The only person on my shit list right now is he store clerk that yesterday was shocked when I said I'm due in May, and had the nerve to ask me if I'm sure it's not twins. The best part- I was doing a store visit for the company I work for and hadn't announced yet I was visiting from corporate. After he insulted my weight I let that slide in there. He couldn't get away from me quicker at that point and is probably worried I'll report him for being unprofessional to what he thought was a customer. Come to think of it, maybe I should....
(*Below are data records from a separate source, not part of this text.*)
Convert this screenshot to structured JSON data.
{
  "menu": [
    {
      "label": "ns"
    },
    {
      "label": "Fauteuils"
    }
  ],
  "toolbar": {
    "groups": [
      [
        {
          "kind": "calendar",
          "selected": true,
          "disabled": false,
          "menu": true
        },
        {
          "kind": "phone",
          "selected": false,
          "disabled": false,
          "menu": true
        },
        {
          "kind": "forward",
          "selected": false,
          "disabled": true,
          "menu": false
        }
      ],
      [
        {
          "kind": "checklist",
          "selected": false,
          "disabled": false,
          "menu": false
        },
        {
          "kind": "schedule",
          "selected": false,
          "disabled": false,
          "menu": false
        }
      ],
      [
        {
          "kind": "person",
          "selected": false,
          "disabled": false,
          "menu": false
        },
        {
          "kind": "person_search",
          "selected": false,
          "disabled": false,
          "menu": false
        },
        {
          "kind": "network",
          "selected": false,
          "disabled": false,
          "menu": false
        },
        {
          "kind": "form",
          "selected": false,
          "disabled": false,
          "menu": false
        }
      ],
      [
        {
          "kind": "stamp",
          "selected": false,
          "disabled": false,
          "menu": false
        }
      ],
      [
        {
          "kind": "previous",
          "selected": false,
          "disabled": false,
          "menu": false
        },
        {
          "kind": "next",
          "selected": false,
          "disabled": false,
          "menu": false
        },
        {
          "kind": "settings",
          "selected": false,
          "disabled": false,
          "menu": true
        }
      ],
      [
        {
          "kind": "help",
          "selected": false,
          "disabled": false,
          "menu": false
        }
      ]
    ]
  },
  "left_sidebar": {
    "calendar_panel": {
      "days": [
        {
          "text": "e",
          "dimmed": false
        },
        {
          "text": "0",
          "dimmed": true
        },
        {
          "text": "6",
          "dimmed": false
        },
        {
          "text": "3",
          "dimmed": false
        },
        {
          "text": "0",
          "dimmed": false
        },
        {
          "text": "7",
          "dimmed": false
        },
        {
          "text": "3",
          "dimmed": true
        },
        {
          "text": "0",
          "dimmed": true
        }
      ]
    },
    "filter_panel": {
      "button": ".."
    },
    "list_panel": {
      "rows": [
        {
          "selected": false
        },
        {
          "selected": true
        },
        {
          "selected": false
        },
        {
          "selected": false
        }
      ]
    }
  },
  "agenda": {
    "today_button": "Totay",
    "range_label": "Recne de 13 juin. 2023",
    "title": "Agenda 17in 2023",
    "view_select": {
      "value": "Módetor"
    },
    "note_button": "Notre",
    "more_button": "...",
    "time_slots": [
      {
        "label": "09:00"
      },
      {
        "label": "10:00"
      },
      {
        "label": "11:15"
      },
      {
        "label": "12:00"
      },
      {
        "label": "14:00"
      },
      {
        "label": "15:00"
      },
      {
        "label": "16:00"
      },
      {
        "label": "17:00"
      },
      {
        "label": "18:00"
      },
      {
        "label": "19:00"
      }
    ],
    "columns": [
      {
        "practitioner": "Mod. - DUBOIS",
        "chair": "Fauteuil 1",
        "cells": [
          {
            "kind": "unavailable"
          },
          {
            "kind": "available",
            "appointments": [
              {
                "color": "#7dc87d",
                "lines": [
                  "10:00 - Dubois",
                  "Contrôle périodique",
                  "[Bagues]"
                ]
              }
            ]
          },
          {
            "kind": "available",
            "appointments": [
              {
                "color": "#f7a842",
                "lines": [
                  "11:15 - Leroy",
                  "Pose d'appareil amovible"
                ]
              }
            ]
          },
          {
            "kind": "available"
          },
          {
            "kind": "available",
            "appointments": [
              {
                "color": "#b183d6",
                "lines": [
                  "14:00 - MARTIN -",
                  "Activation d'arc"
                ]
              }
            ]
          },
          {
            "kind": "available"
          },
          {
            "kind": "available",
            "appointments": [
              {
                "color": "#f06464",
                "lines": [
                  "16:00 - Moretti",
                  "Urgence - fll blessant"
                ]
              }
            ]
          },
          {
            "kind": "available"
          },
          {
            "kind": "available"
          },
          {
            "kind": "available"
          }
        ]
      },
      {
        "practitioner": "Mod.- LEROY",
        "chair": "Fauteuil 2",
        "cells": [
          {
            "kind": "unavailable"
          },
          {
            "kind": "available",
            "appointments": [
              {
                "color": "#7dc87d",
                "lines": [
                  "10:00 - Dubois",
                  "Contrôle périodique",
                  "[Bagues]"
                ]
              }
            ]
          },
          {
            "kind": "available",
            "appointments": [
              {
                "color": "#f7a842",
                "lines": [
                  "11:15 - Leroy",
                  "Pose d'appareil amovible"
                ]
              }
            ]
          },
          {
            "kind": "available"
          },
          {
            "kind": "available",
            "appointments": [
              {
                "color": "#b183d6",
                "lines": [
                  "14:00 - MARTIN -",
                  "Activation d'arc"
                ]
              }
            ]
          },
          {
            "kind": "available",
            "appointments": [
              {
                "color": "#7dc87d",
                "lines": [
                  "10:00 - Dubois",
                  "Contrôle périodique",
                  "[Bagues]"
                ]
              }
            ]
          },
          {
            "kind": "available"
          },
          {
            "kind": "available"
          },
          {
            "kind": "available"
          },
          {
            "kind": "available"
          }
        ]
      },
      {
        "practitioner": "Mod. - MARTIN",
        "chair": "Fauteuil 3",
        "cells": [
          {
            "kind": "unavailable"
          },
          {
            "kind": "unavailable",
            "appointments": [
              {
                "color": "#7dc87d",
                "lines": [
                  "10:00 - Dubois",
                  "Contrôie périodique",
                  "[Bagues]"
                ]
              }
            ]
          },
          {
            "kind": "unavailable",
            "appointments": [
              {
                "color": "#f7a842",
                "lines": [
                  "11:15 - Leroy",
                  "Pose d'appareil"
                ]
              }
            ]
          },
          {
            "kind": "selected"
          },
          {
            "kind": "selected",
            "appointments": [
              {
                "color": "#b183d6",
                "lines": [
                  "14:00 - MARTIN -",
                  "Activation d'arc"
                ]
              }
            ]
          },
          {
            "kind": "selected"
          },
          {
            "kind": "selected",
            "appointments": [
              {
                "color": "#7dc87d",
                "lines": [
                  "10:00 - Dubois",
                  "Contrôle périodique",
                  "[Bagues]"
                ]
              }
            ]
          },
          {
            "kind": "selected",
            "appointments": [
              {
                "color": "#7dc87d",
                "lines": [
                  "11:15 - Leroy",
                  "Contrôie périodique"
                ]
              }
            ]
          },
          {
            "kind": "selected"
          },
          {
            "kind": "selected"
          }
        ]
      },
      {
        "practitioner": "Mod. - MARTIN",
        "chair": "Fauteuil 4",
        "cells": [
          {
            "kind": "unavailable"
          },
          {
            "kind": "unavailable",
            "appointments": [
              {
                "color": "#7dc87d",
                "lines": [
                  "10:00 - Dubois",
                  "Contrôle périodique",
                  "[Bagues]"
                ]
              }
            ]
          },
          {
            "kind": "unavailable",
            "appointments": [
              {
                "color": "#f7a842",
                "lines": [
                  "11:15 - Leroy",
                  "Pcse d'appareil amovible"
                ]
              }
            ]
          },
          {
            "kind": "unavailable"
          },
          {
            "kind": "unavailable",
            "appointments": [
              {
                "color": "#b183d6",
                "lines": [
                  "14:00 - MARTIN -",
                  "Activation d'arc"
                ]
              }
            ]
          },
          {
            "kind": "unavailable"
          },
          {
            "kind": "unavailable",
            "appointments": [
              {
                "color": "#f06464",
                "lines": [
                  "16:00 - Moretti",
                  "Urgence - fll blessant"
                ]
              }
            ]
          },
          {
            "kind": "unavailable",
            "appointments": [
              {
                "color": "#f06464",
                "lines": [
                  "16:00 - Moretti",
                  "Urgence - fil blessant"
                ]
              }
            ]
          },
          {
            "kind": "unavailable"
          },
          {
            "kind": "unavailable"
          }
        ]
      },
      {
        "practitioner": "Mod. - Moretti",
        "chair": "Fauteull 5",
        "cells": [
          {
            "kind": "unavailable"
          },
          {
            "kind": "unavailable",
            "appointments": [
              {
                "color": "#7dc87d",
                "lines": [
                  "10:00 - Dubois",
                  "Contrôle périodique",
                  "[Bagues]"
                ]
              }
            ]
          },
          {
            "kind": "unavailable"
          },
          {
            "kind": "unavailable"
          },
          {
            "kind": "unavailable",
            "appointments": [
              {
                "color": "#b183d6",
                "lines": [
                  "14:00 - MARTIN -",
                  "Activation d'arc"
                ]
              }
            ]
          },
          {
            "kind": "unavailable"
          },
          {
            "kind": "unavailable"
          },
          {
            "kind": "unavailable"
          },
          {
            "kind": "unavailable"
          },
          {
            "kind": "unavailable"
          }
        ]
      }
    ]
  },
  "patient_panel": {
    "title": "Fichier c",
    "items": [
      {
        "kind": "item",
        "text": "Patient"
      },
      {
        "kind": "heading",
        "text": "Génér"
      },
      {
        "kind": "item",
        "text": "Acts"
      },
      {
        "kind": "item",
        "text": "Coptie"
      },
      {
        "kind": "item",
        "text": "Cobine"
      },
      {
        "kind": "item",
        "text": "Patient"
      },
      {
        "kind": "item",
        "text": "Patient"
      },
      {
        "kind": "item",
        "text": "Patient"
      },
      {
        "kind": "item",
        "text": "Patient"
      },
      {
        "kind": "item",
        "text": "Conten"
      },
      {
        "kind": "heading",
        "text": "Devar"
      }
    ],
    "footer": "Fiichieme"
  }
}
The other person I know will annoy the crap out of me after the baby comes is my sister in law and her freaking dog! She is a super know it all and super entitled, and acts like this dog is her child - don't get me wrong, I love my dog to pieces, but she lets it do whatever the hell it wants and jumps on people and is trying to crawl up into your lap as your eating dinner. And all she does is yell at it, especially in the middle of dinner which is super disruptive and rude, yet makes no attempt to discipline it to teach it to sit or go lay down. Then just says how much of a "brat" she is and asks my ILs if she wants to keep her. Hell no, no one wants to keep your shitty little dog. I have no clue how I'll bring an infant around without this a-hole dog trying to jump on her or play with her toys. I've already told my Husband that I'll probably lose my shit on his sister after the baby comes if she doesn't do something about her dog. I have seriously considered punting this dog across the house lately anytime it's around me because that's all it does is jump on me and scratch with it's long claws. Pregnancy/momma bear mode has turned me into a wanna be dog punting monster!
ETA: I don't actually condone punting dogs, or any animal abuse. I love dogs, this dog in particular just makes me ragey and this was an easy outlet for those frustrations - I know the SIL is responsible for the dog's behavior.